In the judicial area, Hamburg still enjoys a locational advantage, although social courts have a harder time than other courts. Among prospective lawyers, social law does not play the role it plays in social life. This is because you rightly want to purify the material of the long law degree. Unfortunately, the very detailed social law is often saved.
WELT AM SONNTAG: But there are also tricky cases before social courts, be it thematically or in terms of the amount in dispute.
Siewert: Indeed. We recently had a case in accident insurance law where a young person was leaving the schoolyard to smoke when a branch fell on his head. He was seriously injured and the question arose as to whether he was still insured against accidents in the city park, so to speak, as an extended schoolyard - which, from the court's point of view, was not the case.
In contract doctor law, on the other hand, the amounts in dispute are often very high, since the association of statutory health insurance physicians, doctors and health insurance companies are involved. The point of contention is then about the fee budget of a medical practice. I remember a case that involved a year's remuneration agreement for Hamburg's panel doctors and the background was an increase in the total budget of 17 million euros.
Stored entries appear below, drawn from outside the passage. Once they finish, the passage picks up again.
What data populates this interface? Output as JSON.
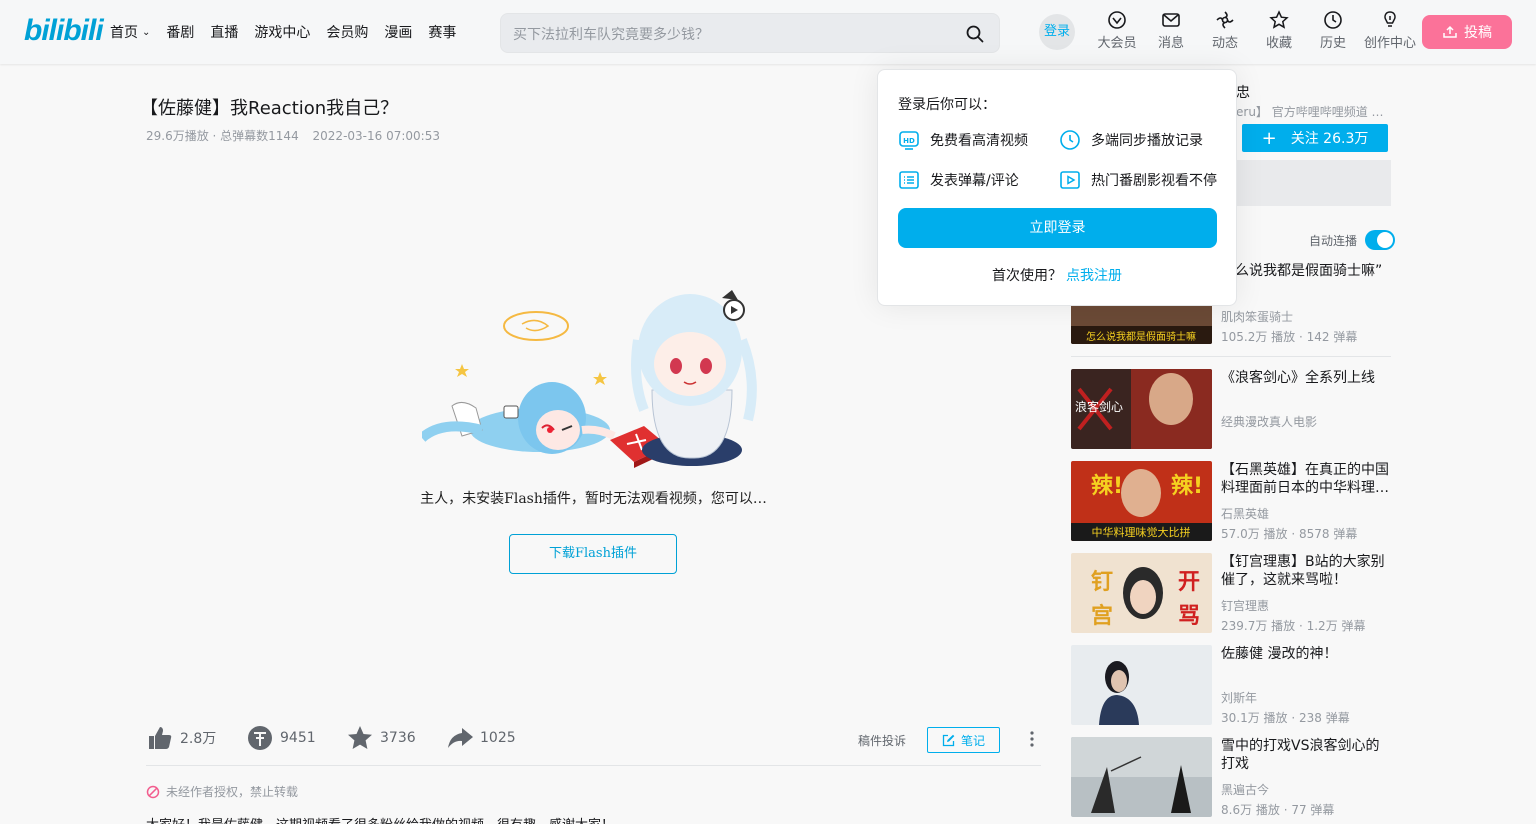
{
  "header": {
    "logo": "bilibili",
    "nav": [
      {
        "label": "首页",
        "has_dropdown": true,
        "icon": "chevron-down-icon"
      },
      {
        "label": "番剧"
      },
      {
        "label": "直播"
      },
      {
        "label": "游戏中心"
      },
      {
        "label": "会员购"
      },
      {
        "label": "漫画"
      },
      {
        "label": "赛事"
      }
    ],
    "search_placeholder": "买下法拉利车队究竟要多少钱？",
    "login_label": "登录",
    "right_icons": [
      {
        "label": "大会员",
        "icon": "vip-icon"
      },
      {
        "label": "消息",
        "icon": "message-icon"
      },
      {
        "label": "动态",
        "icon": "dynamic-icon"
      },
      {
        "label": "收藏",
        "icon": "star-icon"
      },
      {
        "label": "历史",
        "icon": "history-icon"
      },
      {
        "label": "创作中心",
        "icon": "creator-icon"
      }
    ],
    "upload_label": "投稿",
    "accent": "#00aeec",
    "upload_color": "#fb7299"
  },
  "video": {
    "title": "【佐藤健】我Reaction我自己？",
    "views": "29.6万播放 · 总弹幕数1144",
    "date": "2022-03-16 07:00:53",
    "flash_message": "主人，未安装Flash插件，暂时无法观看视频，您可以…",
    "flash_button": "下载Flash插件",
    "toolbar": {
      "like": "2.8万",
      "coin": "9451",
      "fav": "3736",
      "share": "1025",
      "report": "稿件投诉",
      "note": "笔记"
    },
    "copyright": "未经作者授权，禁止转载",
    "description": "大家好！我是佐藤健，这期视频看了很多粉丝给我做的视频，很有趣，感谢大家！"
  },
  "sidebar": {
    "up_name": "忠",
    "up_desc": "eru】 官方哔哩哔哩频道 …",
    "follow_label": "关注 26.3万",
    "autoplay_label": "自动连播",
    "autoplay_on": true,
    "recommendations": [
      {
        "title": "怎么说我都是假面骑士嘛”",
        "up": "肌肉笨蛋骑士",
        "stat": "105.2万 播放 · 142 弹幕",
        "thumb_text": "怎么说我都是假面骑士嘛"
      },
      {
        "title": "《浪客剑心》全系列上线",
        "up": "经典漫改真人电影",
        "stat": "",
        "thumb_text": "浪客剑心"
      },
      {
        "title": "【石黑英雄】在真正的中国料理面前日本的中华料理…",
        "up": "石黑英雄",
        "stat": "57.0万 播放 · 8578 弹幕",
        "thumb_text": "中华料理味觉大比拼"
      },
      {
        "title": "【钉宫理惠】B站的大家别催了，这就来骂啦！",
        "up": "钉宫理惠",
        "stat": "239.7万 播放 · 1.2万 弹幕",
        "thumb_text": "钉宫 开骂"
      },
      {
        "title": "佐藤健 漫改的神！",
        "up": "刘斯年",
        "stat": "30.1万 播放 · 238 弹幕",
        "thumb_text": ""
      },
      {
        "title": "雪中的打戏VS浪客剑心的打戏",
        "up": "黑遍古今",
        "stat": "8.6万 播放 · 77 弹幕",
        "thumb_text": ""
      }
    ]
  },
  "login_popup": {
    "title": "登录后你可以：",
    "perks": [
      {
        "label": "免费看高清视频",
        "icon": "hd-icon"
      },
      {
        "label": "多端同步播放记录",
        "icon": "clock-icon"
      },
      {
        "label": "发表弹幕/评论",
        "icon": "comment-list-icon"
      },
      {
        "label": "热门番剧影视看不停",
        "icon": "tv-play-icon"
      }
    ],
    "login_button": "立即登录",
    "first_time": "首次使用？",
    "register_link": "点我注册"
  }
}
WELT AM SONNTAG: There are currently complaints that the ability to respect other opinions has decreased. How is this development reflected in the social courts?
Siewert: We notice a certain sense of entitlement and something bossy, even if that has certainly always existed. In my opinion, however, there has been an increase in the fact that people insist on their positions, don't look left and right and want to assert their rights at all costs. This is expressed, for example, in the fact that in some cases the social court only fights for small amounts as a matter of principle.
WELT AM SONNTAG: The President of the Federal Social Court, Rainer Schlegel, recently spoke of a "turning point for the welfare state". Government revenue is finite, social security needs to be reviewed: What do you think is dispensable?
Siewert: Actually, nothing can be dispensed with. Perhaps in the area of hospital financing, where there have long been considerations of closing very small hospitals. Rather, there is a need for action in some areas in terms of legal policy, for example to prevent poverty from arising in the first place. Keywords: combating poverty in spite of work or providing insurance for small business owners or the self-employed in old age through employment insurance. In addition, I suspect that most of the population is aware that retirement at 67 cannot be maintained in the long term given our demographic development.